Reducing friction
Great libraries don’t just package useful functionality in a re-usable package, they do so while reducing friction. Low friction means that the answer to “hey, wouldn’t it be great if you could just do X?”, is “yes, it would, and you can.” Doing something simple is never complicated, and the way to do it is easily found, if not plainly obvious. Using such libraries is a joy, never a struggle. Of course, getting results like those is far from being easy, and requires smart designs and clean implementations. Most of all, it requires the library author to put himself in the shoes of his users.
jQuery, for example, reduced the friction in the unimaginative API that browsers were providing over the DOM, and made it possible to work over sets of nodes as if they were one, and to chain calls to perform complex tasks in a fluent manner. jQuery was lubricant for the DOM.
Rails removed friction from building data-driven web applications by providing easy scaffolding and good conventions for common and repetitive tasks.
C# is full of features that reduce friction… Its dynamic feature was designed to make interoperability simple and fluid.
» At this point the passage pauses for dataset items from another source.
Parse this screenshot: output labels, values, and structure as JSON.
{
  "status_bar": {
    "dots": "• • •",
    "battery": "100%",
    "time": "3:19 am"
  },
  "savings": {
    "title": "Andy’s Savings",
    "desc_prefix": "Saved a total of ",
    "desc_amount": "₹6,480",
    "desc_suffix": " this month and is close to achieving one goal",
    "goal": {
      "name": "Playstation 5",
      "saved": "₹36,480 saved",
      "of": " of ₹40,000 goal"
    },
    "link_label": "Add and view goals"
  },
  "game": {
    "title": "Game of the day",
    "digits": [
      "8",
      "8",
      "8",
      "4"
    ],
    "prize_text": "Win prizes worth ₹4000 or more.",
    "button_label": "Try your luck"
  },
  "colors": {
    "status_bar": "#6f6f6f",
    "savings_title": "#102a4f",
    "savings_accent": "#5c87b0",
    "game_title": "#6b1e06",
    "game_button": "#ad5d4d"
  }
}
The “yield” keyword makes the building of enumerable types frictionless, saving developers from the bore of writing the same state machine over and over again. The “async/await” pair makes it possible to write asynchronous code that doesn’t look like a fallen Christmas tree, and that isn’t callbacks within callbacks within callbacks.
Dynamic languages remove the ceremony of writing interfaces and classes, and let you build and augment objects as needed.
Document databases shatter the requirement to model your data in rigid tables and relationships.